The common law approach says that the adviser owes a duty to carry out the client's instructions with reasonable care and skill. The adviser is not obliged to advise on the wisdom of the client's instructions and is not expected to ask about the client's personal financial circumstances in order to volunteer financial advice.
Whatever comfort financial advisers may have taken from this apparent judicial reluctance to adjudicate on issues of negligent investment advice, the rights of action available to dissatisfied investors became more exacting as a result of the FSA regime.
The key provision in the statutory approach is section 62 of the Act, which creates a civil cause of action for loss resulting from a breach of any of the rules or regulations made under part V of the Act or certain other specified provisions contained in the Act.
Of particular importance in this context is the extension of the section 62 duty to breaches by an authorised person of any of the rules of its self-regulatory organisation (SRO). Since those so authorised are also liable for the acts or omissions of their appointed representatives, this statutory imposed duty is of wide operational ambit. It is in each of the SROs' rule book that the duty to "know your client" and to ensure suitability of product to his needs will be set out. For the IFA this will involve an obligation to comply with Fimbra's rules - as adopted by the PIA.
The combination of the requirements of the rule book backed up and enforced through section 62 creates that duty of inquiry which the common law approach did not readily recognise.
This right of action is confined to private investors who can demonstrate they have suffered a loss as a result of such a rule breach. It is unnecessary for the claimant to prove the adviser was negligent or that the breach was intentional.
Further, the section does not stipulate that the claimant must be a client of the adviser so that third parties may also bring a claim. The claimant will simply have to establish that a breach has occurred and that this was a material cause of any loss. This could give a right of action to dependants of the investor who suffer losses indirectly.
The obligation to comply with the SROs rule book means that any attempt by the IFA to exclude liability would be unlikely to be upheld by the court. It will, however, be open to the IFA to allege that investor losses have been caused by the client's failure to look after his own interests.

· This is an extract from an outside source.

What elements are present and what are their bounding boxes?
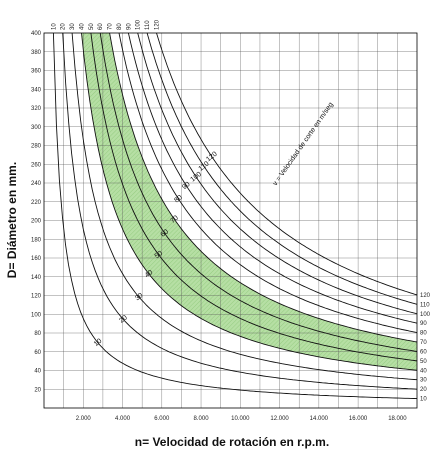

Despite the wide-ranging effect of section 62 it is an under-exploited right by dissatisfied investor claimants. Although it has been on the statute books for nearly 10 years there is no reported judicial decision dealing with its ambit and scope. This may be because many dissatisfied investors pursue their complaints through an extra-judicial complaints procedure and via the ombudsman.
There is a mass of litigation before the Commercial Court in Bristol over mis-sales of personal pension plan products. This may yet produce some judicial guidance on the section. It remains to be seen whether the court will take the content of an SRO's rules as setting the standard of the minimum duty of care owed by an IFA apart from section 62.
Nevertheless, the life industry as a whole and IFA's in particular will be keeping a close eye on decisions which delve into the section 62 tombola.